The imaging biomarkers concept has generated excitement for its potential impact on both drug development and clinical care. In early-stage drug development, preliminary efficacy data derived from imaging biomarkers may influence decisions on whether to promote candidate compounds to more expensive late-stage testing. In late-state testing, imaging biomarkers may help select patient subpopulations with higher drug efficacy and may provide surrogate endpoint data to support marketing applications to regulatory agencies. In the clinical setting, imaging biomarkers may help tailor targeted therapies to specific patient groups.
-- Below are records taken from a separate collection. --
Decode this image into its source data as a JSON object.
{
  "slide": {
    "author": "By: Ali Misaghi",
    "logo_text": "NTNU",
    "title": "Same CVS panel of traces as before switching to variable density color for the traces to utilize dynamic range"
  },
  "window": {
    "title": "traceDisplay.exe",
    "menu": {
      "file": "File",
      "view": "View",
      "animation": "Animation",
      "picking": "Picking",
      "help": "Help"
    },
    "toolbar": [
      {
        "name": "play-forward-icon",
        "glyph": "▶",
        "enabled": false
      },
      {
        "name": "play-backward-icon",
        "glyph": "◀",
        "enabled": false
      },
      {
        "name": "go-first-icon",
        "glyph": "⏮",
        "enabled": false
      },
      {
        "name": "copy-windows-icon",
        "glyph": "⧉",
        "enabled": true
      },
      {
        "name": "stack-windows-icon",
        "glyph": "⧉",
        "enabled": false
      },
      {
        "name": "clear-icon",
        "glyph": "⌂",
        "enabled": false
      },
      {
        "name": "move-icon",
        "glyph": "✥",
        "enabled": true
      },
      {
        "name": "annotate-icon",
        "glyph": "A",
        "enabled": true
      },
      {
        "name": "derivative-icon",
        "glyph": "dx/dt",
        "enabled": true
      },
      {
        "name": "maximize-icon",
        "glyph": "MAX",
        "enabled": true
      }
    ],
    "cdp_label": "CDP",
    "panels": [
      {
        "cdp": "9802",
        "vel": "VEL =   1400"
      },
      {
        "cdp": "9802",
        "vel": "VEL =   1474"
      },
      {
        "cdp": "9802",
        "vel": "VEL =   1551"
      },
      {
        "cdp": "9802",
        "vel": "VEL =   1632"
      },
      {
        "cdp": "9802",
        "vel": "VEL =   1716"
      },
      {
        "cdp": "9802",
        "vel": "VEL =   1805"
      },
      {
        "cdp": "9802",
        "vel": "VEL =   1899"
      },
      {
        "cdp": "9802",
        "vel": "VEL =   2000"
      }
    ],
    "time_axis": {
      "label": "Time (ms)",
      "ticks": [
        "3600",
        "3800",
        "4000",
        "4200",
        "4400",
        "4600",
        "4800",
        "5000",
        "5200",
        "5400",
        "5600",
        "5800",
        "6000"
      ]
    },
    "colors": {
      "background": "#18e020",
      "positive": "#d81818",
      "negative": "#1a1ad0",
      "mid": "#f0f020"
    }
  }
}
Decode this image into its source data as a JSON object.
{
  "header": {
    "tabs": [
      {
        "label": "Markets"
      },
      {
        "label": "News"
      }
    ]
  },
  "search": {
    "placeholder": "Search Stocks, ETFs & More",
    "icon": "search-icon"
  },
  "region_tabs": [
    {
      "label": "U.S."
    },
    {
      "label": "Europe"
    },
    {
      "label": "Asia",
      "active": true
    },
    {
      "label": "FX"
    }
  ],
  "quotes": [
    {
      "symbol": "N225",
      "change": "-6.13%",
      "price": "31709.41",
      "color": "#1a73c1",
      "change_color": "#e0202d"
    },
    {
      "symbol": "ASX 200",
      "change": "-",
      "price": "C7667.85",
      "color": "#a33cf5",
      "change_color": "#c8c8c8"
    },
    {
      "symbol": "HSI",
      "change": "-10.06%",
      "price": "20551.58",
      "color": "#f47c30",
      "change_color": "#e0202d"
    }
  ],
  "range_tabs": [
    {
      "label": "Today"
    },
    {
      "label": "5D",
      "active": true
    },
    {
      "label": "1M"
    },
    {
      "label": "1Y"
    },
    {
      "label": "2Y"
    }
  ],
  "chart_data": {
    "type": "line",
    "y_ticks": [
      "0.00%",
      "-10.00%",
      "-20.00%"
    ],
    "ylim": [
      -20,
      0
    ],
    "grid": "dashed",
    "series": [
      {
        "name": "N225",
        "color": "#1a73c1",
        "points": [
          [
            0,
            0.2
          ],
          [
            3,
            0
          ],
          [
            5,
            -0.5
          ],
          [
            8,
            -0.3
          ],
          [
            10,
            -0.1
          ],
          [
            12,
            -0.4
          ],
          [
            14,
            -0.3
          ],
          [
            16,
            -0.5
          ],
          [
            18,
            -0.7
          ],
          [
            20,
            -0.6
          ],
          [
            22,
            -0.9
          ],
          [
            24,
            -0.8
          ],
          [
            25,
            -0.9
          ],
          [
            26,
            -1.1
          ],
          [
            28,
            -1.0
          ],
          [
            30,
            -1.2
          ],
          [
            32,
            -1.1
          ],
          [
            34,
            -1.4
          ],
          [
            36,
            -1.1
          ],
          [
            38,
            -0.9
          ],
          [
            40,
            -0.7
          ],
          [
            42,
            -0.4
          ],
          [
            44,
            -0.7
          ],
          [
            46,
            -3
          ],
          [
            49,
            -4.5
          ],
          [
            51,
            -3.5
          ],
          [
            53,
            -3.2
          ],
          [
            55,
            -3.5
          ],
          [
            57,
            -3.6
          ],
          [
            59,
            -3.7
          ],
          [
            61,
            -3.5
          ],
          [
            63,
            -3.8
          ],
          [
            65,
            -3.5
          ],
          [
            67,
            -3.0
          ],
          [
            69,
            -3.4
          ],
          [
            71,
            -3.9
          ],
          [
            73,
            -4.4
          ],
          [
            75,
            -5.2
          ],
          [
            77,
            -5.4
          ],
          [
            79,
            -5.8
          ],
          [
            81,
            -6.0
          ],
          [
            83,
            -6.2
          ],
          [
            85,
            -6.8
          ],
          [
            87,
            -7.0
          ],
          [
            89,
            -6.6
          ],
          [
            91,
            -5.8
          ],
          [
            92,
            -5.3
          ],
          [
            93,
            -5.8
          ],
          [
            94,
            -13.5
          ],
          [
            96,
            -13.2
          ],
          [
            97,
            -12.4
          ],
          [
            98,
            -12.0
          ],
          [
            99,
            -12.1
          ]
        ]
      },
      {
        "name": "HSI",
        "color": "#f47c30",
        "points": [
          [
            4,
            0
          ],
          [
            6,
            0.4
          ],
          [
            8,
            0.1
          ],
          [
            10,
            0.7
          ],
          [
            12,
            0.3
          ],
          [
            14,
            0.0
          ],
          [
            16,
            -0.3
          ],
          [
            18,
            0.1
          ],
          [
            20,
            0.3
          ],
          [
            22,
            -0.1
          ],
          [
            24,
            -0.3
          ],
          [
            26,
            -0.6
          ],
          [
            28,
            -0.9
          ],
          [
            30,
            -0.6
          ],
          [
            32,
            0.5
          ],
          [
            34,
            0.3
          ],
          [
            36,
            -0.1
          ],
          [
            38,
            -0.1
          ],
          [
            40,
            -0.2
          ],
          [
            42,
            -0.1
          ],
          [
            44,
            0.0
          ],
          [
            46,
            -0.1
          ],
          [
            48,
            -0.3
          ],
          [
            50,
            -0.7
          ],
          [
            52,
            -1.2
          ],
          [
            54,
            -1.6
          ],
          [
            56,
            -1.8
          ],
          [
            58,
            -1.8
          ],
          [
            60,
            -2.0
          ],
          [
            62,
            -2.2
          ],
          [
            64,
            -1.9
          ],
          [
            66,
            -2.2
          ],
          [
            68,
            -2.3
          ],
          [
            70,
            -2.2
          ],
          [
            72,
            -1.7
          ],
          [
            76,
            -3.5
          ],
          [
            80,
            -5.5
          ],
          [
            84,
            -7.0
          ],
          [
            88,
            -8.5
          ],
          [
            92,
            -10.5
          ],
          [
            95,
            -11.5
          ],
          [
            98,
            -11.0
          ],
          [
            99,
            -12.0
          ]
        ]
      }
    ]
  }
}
Tumor size-based imaging biomarkers such as the Response Evaluation Criteria in Solid Tumors (RECIST) are the most widely used in human cancer imaging. Metabolic activity measurements from fluorodeoxyglucose positron emission tomography (FDG-PET) are now part of the current response assessment standards for hematologic malignancies and have also been incorporated minimally into the most recent revision of RECIST. The imaging community is now actively engaged in developing advanced imaging biomarkers to push response assessment to more fundamental metrics at the physiological, cellular, and molecular levels. Evaluation of new candidate biomarkers as possible surrogate endpoints for clinical trials requires addressing issues of analytical validation, qualification, and proper utilization.